アマゾンをかたり、「有料動画の未納代金がある」「支払わないと法的手続きに移行する」などとと迫る架空請求SMSが出回っているとし、消費者庁が注意を呼び掛けている。

【その他の画像】

 SMSは「有料動画の未納料金が発生しています。本日中にご連絡なき場合、法的手続きに移行いたします。アマゾン●●」という内容。書かれた電話番号に連絡すると、「動画サイトの料金が未納だ。悪質な利用者とみなされ、請求が上がっている」などと告げ、実際には存在しない未納料金の支払いを求める。

 さらに「本日中に支払わなければ民事裁判に移行する」「裁判費用に加え、自宅や職場に請求連絡し、ブラックリストに載せ、預金や財産を差し押さえる」などと告げて不安をあおり、応じない消費者には「いったん支払えば返金する」などと欺くという。

 支払いを承諾すると、Amazonギフト券をコンビニなどで購入し、番号を伝えるよう求めてくる。5万円分など高額なギフト券を、複数のコンビニに分けて購入させたり、店員に購入理由を聞かれても答えないよう求めるなど、店員から詐欺と疑われないよう誘導してくるという。
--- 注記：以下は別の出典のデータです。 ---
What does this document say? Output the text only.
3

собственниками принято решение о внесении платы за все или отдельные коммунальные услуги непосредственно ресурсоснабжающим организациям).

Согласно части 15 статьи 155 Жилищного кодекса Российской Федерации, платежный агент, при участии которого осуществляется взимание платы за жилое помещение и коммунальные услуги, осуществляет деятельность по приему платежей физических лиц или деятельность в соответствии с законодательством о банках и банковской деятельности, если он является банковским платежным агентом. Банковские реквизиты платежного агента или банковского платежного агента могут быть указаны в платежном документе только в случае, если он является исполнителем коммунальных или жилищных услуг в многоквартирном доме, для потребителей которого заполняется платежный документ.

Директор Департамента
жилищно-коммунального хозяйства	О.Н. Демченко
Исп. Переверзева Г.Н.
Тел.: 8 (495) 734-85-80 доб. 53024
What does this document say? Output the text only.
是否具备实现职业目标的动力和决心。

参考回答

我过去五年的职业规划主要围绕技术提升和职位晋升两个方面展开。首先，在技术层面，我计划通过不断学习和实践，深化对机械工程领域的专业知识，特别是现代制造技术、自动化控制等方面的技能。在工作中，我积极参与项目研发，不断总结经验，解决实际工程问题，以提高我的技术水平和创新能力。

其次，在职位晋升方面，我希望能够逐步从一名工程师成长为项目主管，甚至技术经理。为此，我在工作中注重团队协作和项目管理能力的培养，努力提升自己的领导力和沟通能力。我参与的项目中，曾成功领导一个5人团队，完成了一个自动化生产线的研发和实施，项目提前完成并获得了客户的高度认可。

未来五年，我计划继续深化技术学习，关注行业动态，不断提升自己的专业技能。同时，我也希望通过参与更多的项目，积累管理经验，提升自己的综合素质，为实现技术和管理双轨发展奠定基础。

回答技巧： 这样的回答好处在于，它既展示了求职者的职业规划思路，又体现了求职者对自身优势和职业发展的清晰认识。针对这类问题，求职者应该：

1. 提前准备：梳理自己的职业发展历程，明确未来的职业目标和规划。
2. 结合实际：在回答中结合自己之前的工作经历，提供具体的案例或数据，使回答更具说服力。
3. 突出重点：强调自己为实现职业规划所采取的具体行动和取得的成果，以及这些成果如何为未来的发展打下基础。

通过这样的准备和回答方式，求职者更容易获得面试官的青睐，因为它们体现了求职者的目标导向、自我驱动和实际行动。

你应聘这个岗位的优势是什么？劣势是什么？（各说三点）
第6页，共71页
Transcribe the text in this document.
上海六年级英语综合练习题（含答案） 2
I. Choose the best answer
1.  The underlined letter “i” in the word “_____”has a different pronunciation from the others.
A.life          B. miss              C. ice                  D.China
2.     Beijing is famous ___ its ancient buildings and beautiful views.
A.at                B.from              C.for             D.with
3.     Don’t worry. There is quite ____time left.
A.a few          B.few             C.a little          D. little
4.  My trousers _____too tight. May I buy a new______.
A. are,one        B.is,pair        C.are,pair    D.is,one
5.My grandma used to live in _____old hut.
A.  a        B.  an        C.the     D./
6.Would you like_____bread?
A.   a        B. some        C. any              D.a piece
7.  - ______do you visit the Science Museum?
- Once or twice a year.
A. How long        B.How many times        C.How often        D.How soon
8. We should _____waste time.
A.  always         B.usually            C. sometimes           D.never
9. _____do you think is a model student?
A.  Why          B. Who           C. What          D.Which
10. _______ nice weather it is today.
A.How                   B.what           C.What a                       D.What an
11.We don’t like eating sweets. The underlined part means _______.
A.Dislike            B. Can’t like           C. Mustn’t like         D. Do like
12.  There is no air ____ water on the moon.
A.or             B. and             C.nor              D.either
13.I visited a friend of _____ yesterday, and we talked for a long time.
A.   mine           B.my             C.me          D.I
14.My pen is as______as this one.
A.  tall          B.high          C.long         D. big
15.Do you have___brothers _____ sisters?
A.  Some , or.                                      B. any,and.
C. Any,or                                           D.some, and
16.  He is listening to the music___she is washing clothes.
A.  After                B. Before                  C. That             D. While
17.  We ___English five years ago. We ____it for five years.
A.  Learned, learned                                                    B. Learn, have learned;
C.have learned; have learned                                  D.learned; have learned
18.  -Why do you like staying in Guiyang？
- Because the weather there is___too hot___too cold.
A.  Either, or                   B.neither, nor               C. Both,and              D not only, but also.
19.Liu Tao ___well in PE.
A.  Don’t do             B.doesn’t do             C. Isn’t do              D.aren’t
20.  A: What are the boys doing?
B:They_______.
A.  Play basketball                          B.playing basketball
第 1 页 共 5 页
また、購入の間、電話を切らせないようにするケースが多く、考える時間や公的機関に通報する余地を与えないようにしているとみられている。

 この請求元は「Amazon.co.jp」を運営するアマゾンジャパンとは無関係。詐取されたギフト券番号から使用した人を特定し、入手経緯を調べたが、使っていたのは転売で購入した人で、販売者の実体は分からなかったという。また、Amazon.co.jpの動画サービスで実際に未納が発生した場合も、SMSで料金を請求することはないという。

 消費者庁は「アマゾンの未納料金をSMSで支払え」「連絡がなければ法的手続きに移行する」「ギフト券を購入して番号を連絡しろ」などは「詐欺の手口」とし、要求には絶対に応じないよう呼び掛けている。